Newell Rubbermaid Inc. is ready to accelerate its move into the reusable water bottle business with the purchase of two on-the-go drinkware brands.

Newell Rubbermaid announced July 21 that it had an agreement to buy Ignite Holdings LLC, owner of the Contigo and Avex drinkware brands, in a deal valued at $308 million.

Plastic water bottles represent about 63 percent of the Contigo and Avex brands, Ignite CEO Sami El-Saden told Plastics News. Ignite does not own any production facilities and obtains its products, which also include stainless steel bottles with plastic caps, from outside suppliers.

The brands are expected to deliver sales of $125 million in 2014, El-Saden said.

Newell Rubbermaid, headquartered in Sandy Springs, Ga., reported 2013 sales of $5.7 billion. The company plans to reinvest some of Ignite’s profits in aggressively building the new brands, according to its statement on the deal.

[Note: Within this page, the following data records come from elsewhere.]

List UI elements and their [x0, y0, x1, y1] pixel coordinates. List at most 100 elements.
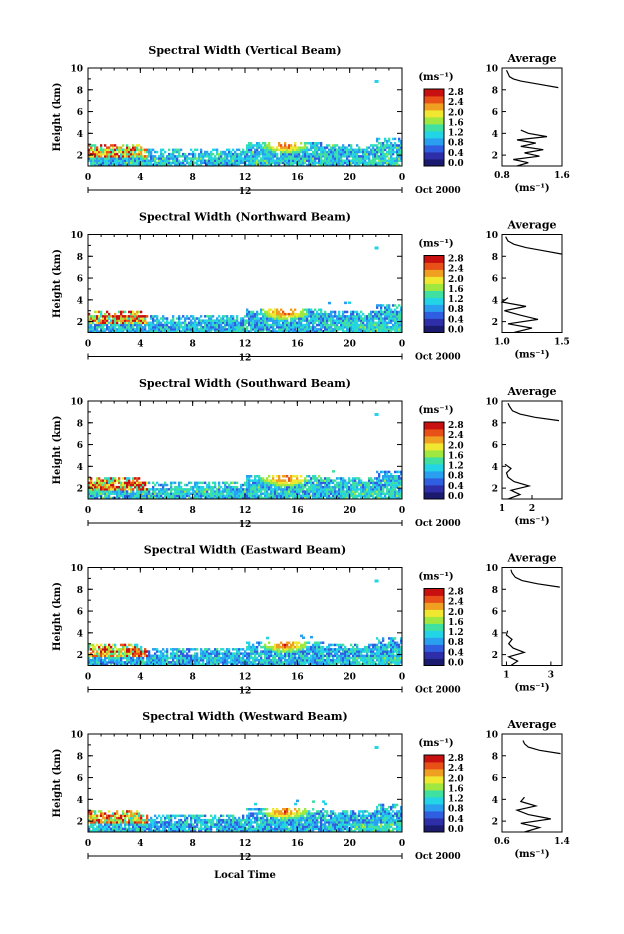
- heatmap-cell: [246, 144, 248, 146]
- heatmap-cell: [150, 157, 152, 159]
- heatmap-cell: [384, 157, 386, 159]
- heatmap-cell: [212, 650, 214, 652]
- heatmap-cell: [174, 155, 176, 157]
- heatmap-cell: [162, 493, 164, 495]
- heatmap-cell: [136, 149, 138, 151]
- y-tick-label: 10: [70, 231, 83, 241]
- heatmap-cell: [122, 322, 124, 324]
- heatmap-cell: [252, 322, 254, 324]
- heatmap-cell: [216, 648, 218, 650]
- heatmap-cell: [272, 475, 274, 477]
- heatmap-cell: [136, 488, 138, 490]
- heatmap-cell: [204, 657, 206, 659]
- heatmap-cell: [392, 482, 394, 484]
- heatmap-cell: [282, 324, 284, 326]
- heatmap-cell: [118, 157, 120, 159]
- heatmap-cell: [268, 309, 270, 311]
- heatmap-cell: [150, 322, 152, 324]
- heatmap-cell: [120, 317, 122, 319]
- heatmap-cell: [190, 486, 192, 488]
- heatmap-cell: [262, 157, 264, 159]
- heatmap-cell: [120, 324, 122, 326]
- heatmap-cell: [98, 157, 100, 159]
- heatmap-cell: [370, 493, 372, 495]
- heatmap-cell: [134, 650, 136, 652]
- heatmap-cell: [254, 313, 256, 315]
- heatmap-cell: [320, 324, 322, 326]
- heatmap-cell: [316, 317, 318, 319]
- heatmap-cell: [234, 160, 236, 162]
- heatmap-cell: [208, 315, 210, 317]
- heatmap-cell: [138, 144, 140, 146]
- heatmap-cell: [334, 484, 336, 486]
- heatmap-cell: [268, 484, 270, 486]
- heatmap-cell: [178, 315, 180, 317]
- heatmap-cell: [102, 149, 104, 151]
- heatmap-cell: [354, 326, 356, 328]
- heatmap-cell: [280, 146, 282, 148]
- heatmap-cell: [218, 153, 220, 155]
- heatmap-cell: [132, 657, 134, 659]
- heatmap-cell: [236, 482, 238, 484]
- heatmap-cell: [324, 146, 326, 148]
- heatmap-cell: [108, 151, 110, 153]
- heatmap-cell: [258, 322, 260, 324]
- heatmap-cell: [126, 146, 128, 148]
- heatmap-cells: [88, 246, 402, 332]
- heatmap-cell: [272, 477, 274, 479]
- heatmap-cell: [360, 315, 362, 317]
- heatmap-cell: [386, 160, 388, 162]
- heatmap-cell: [326, 317, 328, 319]
- heatmap-cell: [346, 326, 348, 328]
- heatmap-cell: [266, 488, 268, 490]
- heatmap-cell: [192, 157, 194, 159]
- heatmap-cell: [268, 149, 270, 151]
- heatmap-cell: [188, 157, 190, 159]
- heatmap-cell: [98, 155, 100, 157]
- heatmap-cell: [398, 311, 400, 313]
- heatmap-cell: [112, 493, 114, 495]
- heatmap-cell: [286, 490, 288, 492]
- heatmap-cell: [322, 488, 324, 490]
- heatmap-cell: [396, 326, 398, 328]
- heatmap-cell: [256, 146, 258, 148]
- heatmap-cell: [375, 413, 379, 416]
- heatmap-cell: [92, 144, 94, 146]
- heatmap-cell: [318, 157, 320, 159]
- profile-line-lower: [502, 298, 538, 333]
- heatmap-cell: [220, 317, 222, 319]
- heatmap-cell: [364, 151, 366, 153]
- heatmap-cell: [128, 315, 130, 317]
- heatmap-cell: [382, 484, 384, 486]
- heatmap-cell: [218, 160, 220, 162]
- heatmap-cell: [204, 488, 206, 490]
- heatmap-cell: [114, 650, 116, 652]
- heatmap-cell: [194, 317, 196, 319]
- heatmap-cell: [270, 484, 272, 486]
- heatmap-cell: [124, 326, 126, 328]
- heatmap-cell: [200, 322, 202, 324]
- heatmap-cell: [324, 149, 326, 151]
- heatmap-cell: [90, 490, 92, 492]
- heatmap-cell: [266, 160, 268, 162]
- heatmap-cell: [212, 482, 214, 484]
- heatmap-cell: [136, 655, 138, 657]
- profile-x-tick-label: 1.5: [554, 338, 570, 348]
- heatmap-cell: [200, 151, 202, 153]
- heatmap-cell: [330, 490, 332, 492]
- heatmap-cell: [340, 315, 342, 317]
- heatmap-cell: [258, 317, 260, 319]
- heatmap-cell: [380, 482, 382, 484]
- heatmap-cell: [132, 659, 134, 661]
- heatmap-cell: [370, 486, 372, 488]
- heatmap-cell: [298, 479, 300, 481]
- heatmap-cell: [392, 146, 394, 148]
- heatmap-cell: [362, 488, 364, 490]
- heatmap-cell: [108, 646, 110, 648]
- heatmap-cell: [306, 475, 308, 477]
- heatmap-cell: [90, 146, 92, 148]
- heatmap-cell: [242, 652, 244, 654]
- heatmap-cell: [342, 493, 344, 495]
- heatmap-cell: [336, 317, 338, 319]
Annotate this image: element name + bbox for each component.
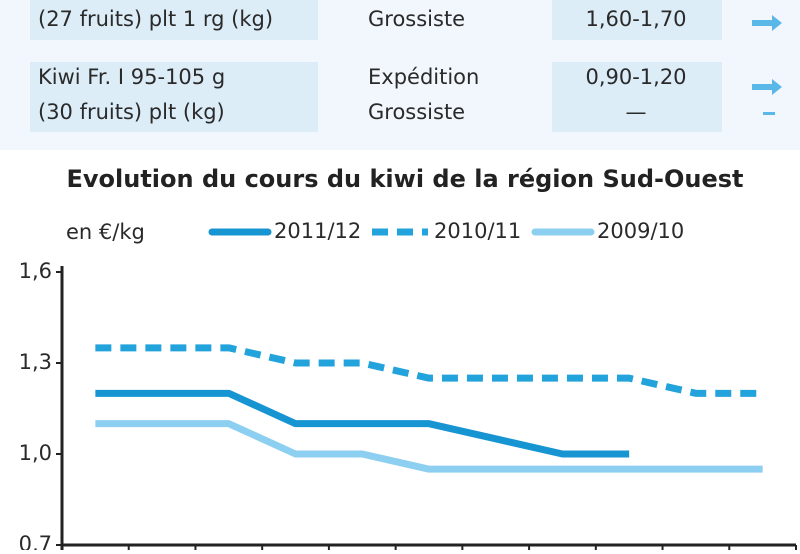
cell-bg	[30, 0, 318, 40]
dash-icon	[763, 112, 775, 115]
table-cell-text: 0,90-1,20	[585, 65, 686, 89]
table-cell-text: —	[626, 100, 647, 124]
legend-label: 2009/10	[597, 219, 684, 243]
legend-label: 2011/12	[274, 219, 361, 243]
table-cell-text: 1,60-1,70	[585, 7, 686, 31]
y-tick-label: 1,0	[19, 441, 52, 465]
series-line	[95, 420, 763, 473]
table-cell-text: Grossiste	[368, 7, 465, 31]
y-tick-label: 1,3	[19, 350, 52, 374]
chart-title: Evolution du cours du kiwi de la région …	[66, 165, 743, 193]
table-cell-text: (30 fruits) plt (kg)	[38, 100, 225, 124]
y-tick-label: 0,7	[19, 532, 52, 550]
unit-label: en €/kg	[66, 220, 145, 244]
table-cell-text: (27 fruits) plt 1 rg (kg)	[38, 7, 273, 31]
cell-bg	[552, 0, 722, 40]
cell-bg	[30, 62, 318, 132]
cell-bg	[552, 62, 722, 132]
trend-arrows	[752, 15, 782, 115]
table-cell-text: Expédition	[368, 65, 479, 89]
legend-label: 2010/11	[434, 219, 521, 243]
arrow-icon	[752, 79, 782, 95]
arrow-icon	[752, 15, 782, 31]
series-line	[95, 344, 763, 397]
series-line	[95, 389, 630, 458]
y-tick-label: 1,6	[19, 259, 52, 283]
table-cell-text: Kiwi Fr. I 95-105 g	[38, 65, 225, 89]
table-cell-text: Grossiste	[368, 100, 465, 124]
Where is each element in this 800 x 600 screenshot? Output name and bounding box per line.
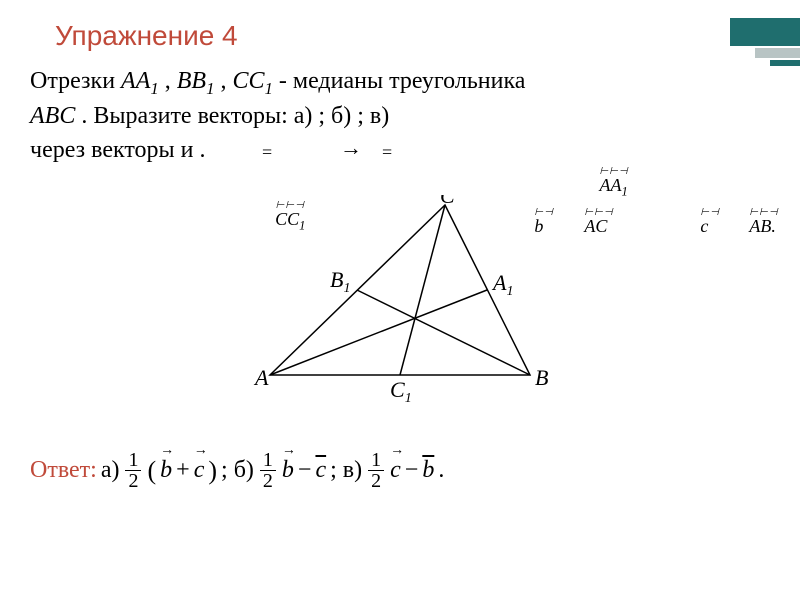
median-aa1 (270, 290, 487, 375)
problem-text: Отрезки AA1 , BB1 , CC1 - медианы треуго… (30, 65, 770, 168)
frac-c: 1 2 (368, 450, 384, 491)
overlay-c: ⊢⊣c (700, 214, 708, 239)
part-a-label: а) (101, 457, 120, 484)
vec-b-a: b (160, 457, 172, 484)
line1-suffix: - медианы треугольника (279, 68, 526, 94)
label-c: C (440, 195, 455, 208)
vec-c-a: c (194, 457, 205, 484)
line2-mid: . Выразите векторы: а) ; б) ; в) (81, 103, 389, 129)
label-b: B (535, 365, 548, 390)
answer-label: Ответ: (30, 457, 97, 484)
frac-b: 1 2 (260, 450, 276, 491)
slide-title: Упражнение 4 (55, 20, 238, 52)
median-cc1 (400, 205, 445, 375)
triangle-figure: A B C A1 B1 C1 (250, 195, 570, 420)
vec-b-b: b (282, 457, 294, 484)
label-a1: A1 (491, 270, 513, 299)
answer-line: Ответ: а) 1 2 ( b + c ) ; б) 1 2 b − c ;… (30, 450, 444, 491)
answer-end: . (438, 457, 444, 484)
line3: через векторы и . (30, 137, 205, 163)
abc: ABC (30, 103, 75, 129)
decor-bar-1 (730, 18, 800, 46)
seg-cc1: CC1 (232, 68, 272, 94)
label-c1: C1 (390, 377, 412, 406)
frac-a: 1 2 (125, 450, 141, 491)
vec-b-c: b (422, 457, 434, 484)
overlay-ab: ⊢⊢⊣AB. (749, 214, 776, 239)
seg-bb1: BB1 (177, 68, 215, 94)
line1-prefix: Отрезки (30, 68, 121, 94)
overlay-arrow: → (340, 133, 362, 164)
vec-c-c: c (390, 457, 401, 484)
overlay-ac: ⊢⊢⊣AC (584, 214, 607, 239)
decor-bar-3 (770, 60, 800, 66)
vec-c-b: c (315, 457, 326, 484)
part-b-label: ; б) (221, 457, 254, 484)
label-b1: B1 (330, 267, 350, 296)
label-a: A (253, 365, 269, 390)
overlay-eq2: = (382, 140, 392, 165)
overlay-aa1: ⊢⊢⊣AA1 (599, 173, 627, 201)
seg-aa1: AA1 (121, 68, 159, 94)
overlay-eq1: = (262, 140, 272, 165)
triangle-abc (270, 205, 530, 375)
decor-bar-2 (755, 48, 800, 58)
part-c-label: ; в) (330, 457, 362, 484)
median-bb1 (357, 290, 530, 375)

“This is a category we’ve long admired and have been working very hard with our own development plans to enter more aggressively,” Mark Tarchetti, Newell Rubbermaid’s chief development officer, said in a video news release. “We’ve done a lot of development work with Rubbermaid and it’s been a major focus for our design community. This business is a leapfrog for us and can really accelerate those plans with some of the best products in the market.”

The Contigo and Avex brands will be run alongside the Rubbermaid line of water bottles, to “combine the best of both ideas,” Tarchetti said.

Ignite’s El-Saden called the acquisition “a matrimony of two very compatible companies.”

“I think the underpinning is like-minded companies coming together, bringing together two businesses that are very compatible from a business and philosophical perspective,” he said.

Driving growth in the category are environmental concerns over the huge number of single-use PET water bottles that end up in landfills and waterways, as well as growing consumer attention on the importance of hydration for healthy living, El-Saden added.

“These containers become almost a permanent accessory,” he said. “Holding bottles that are cool-looking, that are the right colors or the right graphics, design is very important. And as people adopt the usage of these products it just continues to fuel the importance of design.”

Newell Rubbermaid has in recent years placed an increased focus on product development and design, enlisting Chuck Jones, the former design chief at Whirlpool Corp., and opening a 40,000-square-foot design center in Kalamazoo, Mich.

 “What attracted us to this business first and foremost is the quality of the design and the product,” Tarchetti said. “This is an innovation engine with a 35 percent growth track record over the last five years. That innovation is centered on product performance and design. And that couldn’t be a better fit with the growth game plan.”